As at most, too much happened at last week’s Kansas Wildlife, Parks and Tourism Commission meeting in Topeka to be included in one article. Well, technically even within two articles.
Also at the meeting -
- Commissioners Debra Bolton and Randy Doll were absent.
– Matt Peek, Wildlife and Parks furbearer biologist, began discussions to make it illegal for coyote hunters to hunt from vehicles or use two-way radios for hunting coyotes during Kansas’s 12 day general firearms deer season. Peek said the department regularly gets complaints about possibly illegal deer hunters hunting from vehicles and using radios, then claiming they’re hunting coyotes if checked by game wardens.
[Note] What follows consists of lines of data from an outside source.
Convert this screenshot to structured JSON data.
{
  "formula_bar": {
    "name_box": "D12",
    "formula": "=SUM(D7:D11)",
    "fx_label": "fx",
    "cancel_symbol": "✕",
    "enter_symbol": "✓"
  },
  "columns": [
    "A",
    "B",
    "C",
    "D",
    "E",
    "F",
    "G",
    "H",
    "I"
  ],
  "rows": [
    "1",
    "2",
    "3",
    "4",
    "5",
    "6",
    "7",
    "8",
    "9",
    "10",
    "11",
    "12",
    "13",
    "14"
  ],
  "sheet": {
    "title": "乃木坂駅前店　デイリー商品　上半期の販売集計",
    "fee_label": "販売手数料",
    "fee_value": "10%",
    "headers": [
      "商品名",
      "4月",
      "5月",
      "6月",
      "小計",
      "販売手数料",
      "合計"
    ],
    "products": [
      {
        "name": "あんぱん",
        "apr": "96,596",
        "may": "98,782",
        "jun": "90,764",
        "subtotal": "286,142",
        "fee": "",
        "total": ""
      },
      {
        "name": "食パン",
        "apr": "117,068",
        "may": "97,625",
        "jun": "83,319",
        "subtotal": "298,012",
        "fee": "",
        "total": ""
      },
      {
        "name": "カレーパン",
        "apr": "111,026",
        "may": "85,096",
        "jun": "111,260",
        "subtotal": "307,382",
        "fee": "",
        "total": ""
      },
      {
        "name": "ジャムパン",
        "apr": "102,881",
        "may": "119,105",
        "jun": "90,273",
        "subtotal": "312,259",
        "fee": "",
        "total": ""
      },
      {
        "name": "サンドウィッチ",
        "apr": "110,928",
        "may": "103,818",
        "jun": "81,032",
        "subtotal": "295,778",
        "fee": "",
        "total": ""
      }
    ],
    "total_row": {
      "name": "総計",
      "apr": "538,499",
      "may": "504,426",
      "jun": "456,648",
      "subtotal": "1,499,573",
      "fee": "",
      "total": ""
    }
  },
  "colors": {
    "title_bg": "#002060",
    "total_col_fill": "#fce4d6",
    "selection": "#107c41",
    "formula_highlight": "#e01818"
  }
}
If voted into law at an upcoming meeting, the regulation would allow other kinds of coyote hunting during the firearms deer season.
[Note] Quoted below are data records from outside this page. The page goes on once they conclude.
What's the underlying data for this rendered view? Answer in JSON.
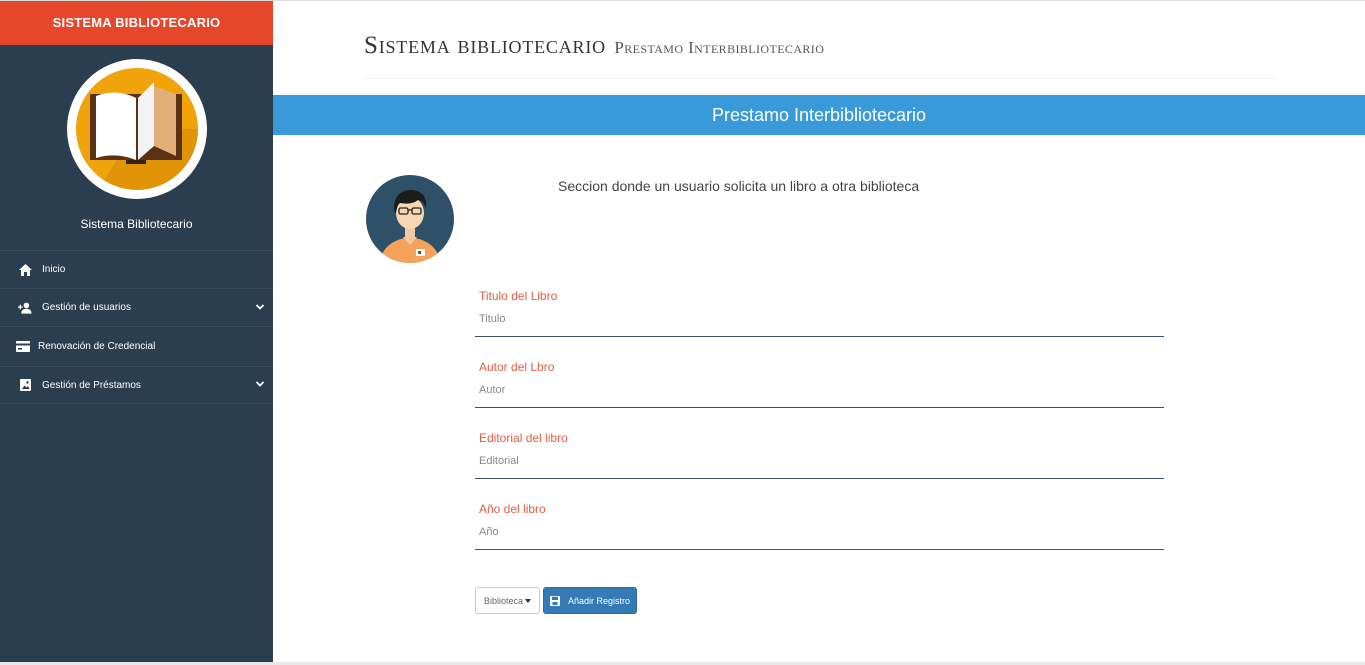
{
  "sidebar": {
    "brand": "SISTEMA BIBLIOTECARIO",
    "app_name": "Sistema Bibliotecario",
    "items": [
      {
        "label": "Inicio",
        "icon": "home-icon"
      },
      {
        "label": "Gestión de usuarios",
        "icon": "user-plus-icon",
        "expandable": true
      },
      {
        "label": "Renovación de Credencial",
        "icon": "credit-card-icon"
      },
      {
        "label": "Gestión de Préstamos",
        "icon": "image-icon",
        "expandable": true
      }
    ]
  },
  "header": {
    "title": "Sistema bibliotecario",
    "subtitle": "Prestamo Interbibliotecario"
  },
  "banner": {
    "title": "Prestamo Interbibliotecario"
  },
  "intro": {
    "text": "Seccion donde un usuario solicita un libro a otra biblioteca"
  },
  "form": {
    "fields": [
      {
        "label": "Titulo del Libro",
        "placeholder": "Titulo"
      },
      {
        "label": "Autor del Lbro",
        "placeholder": "Autor"
      },
      {
        "label": "Editorial del libro",
        "placeholder": "Editorial"
      },
      {
        "label": "Año del libro",
        "placeholder": "Año"
      }
    ],
    "dropdown_label": "Biblioteca",
    "submit_label": "Añadir Registro"
  },
  "colors": {
    "sidebar_bg": "#2b3e50",
    "brand_bg": "#e6472a",
    "banner_bg": "#3a9ad9",
    "label_color": "#e35d43",
    "button_primary": "#337ab7"
  }
}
–Peek also recommend a modest reduction in pronghorn permits for the 2013 seasons because the population has suffered because of drought.
– Tim Donges, El Dorado Quality Deer Management Association, asked if the department might want to consider making shotguns with slugs the only legal weapons during the firearms deer season. He also suggested discussion on minimum antler restrictions to help insure people don’t shoot young bucks. Donges noted that several states implement both regulations.
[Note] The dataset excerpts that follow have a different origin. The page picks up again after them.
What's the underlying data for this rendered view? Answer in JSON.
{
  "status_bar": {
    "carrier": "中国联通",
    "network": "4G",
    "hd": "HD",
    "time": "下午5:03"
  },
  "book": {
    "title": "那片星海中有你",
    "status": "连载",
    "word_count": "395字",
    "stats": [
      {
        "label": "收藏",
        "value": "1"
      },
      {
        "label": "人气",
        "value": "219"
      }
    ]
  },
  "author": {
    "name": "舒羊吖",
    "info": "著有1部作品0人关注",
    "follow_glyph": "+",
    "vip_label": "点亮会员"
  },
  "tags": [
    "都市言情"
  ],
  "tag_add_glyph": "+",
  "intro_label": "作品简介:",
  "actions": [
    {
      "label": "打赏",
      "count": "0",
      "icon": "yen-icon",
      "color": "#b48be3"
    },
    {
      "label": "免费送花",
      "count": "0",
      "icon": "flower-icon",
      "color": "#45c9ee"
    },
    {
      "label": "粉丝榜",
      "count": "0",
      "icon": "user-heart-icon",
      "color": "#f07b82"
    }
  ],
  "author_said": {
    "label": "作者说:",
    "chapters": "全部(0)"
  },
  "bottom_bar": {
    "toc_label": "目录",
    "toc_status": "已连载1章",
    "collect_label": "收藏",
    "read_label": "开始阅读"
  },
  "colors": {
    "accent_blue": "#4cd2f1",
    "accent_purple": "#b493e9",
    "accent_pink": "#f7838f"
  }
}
– Wildlife and Park’s was awarded the “Outstanding Sportfishing Restoration Award” from the American Fisheries Society for the fishing opportunities opened up by their Fishing Impoundments and Stream Habitats program, which opens hundreds of private land fishing areas to the public.
– Shawn Stratton, Fort Riley wildlife biologist, said last season’s kill of about 440 deer was a new record for the military base. He estimated the population to be about 1,500 deer on the fort’s about 101,000 acres.
– Commissioners in attendance spoke of their decision to pass regulations that now allow the widespread use of crossbows during archery deer seasons, and making it legal for any centerfire rifle or handgun to be legal for hunting big game in Kansas.
– “If we make a mistake, we can correct it,” Gerald Lauber, commission chairman said of revisiting the regulations, if needed, “but if the legislature makes a mistake I’m not sure they’re going to correct it. Well, they don’t make mistakes.”
–”I think the economic benefits are great, and that we could get more youth involved is great,” Commissioner Don Budd said. “I think this is a good thing.”
– Becky Blake, state tourism director, said studies show that for every $1 Kansas invests in marketing tourism, there’s a return of $80.
– Rex, an 11-year-old Labrador Retriever in the department’s K-9 program was honored upon his retirement from law enforcement work.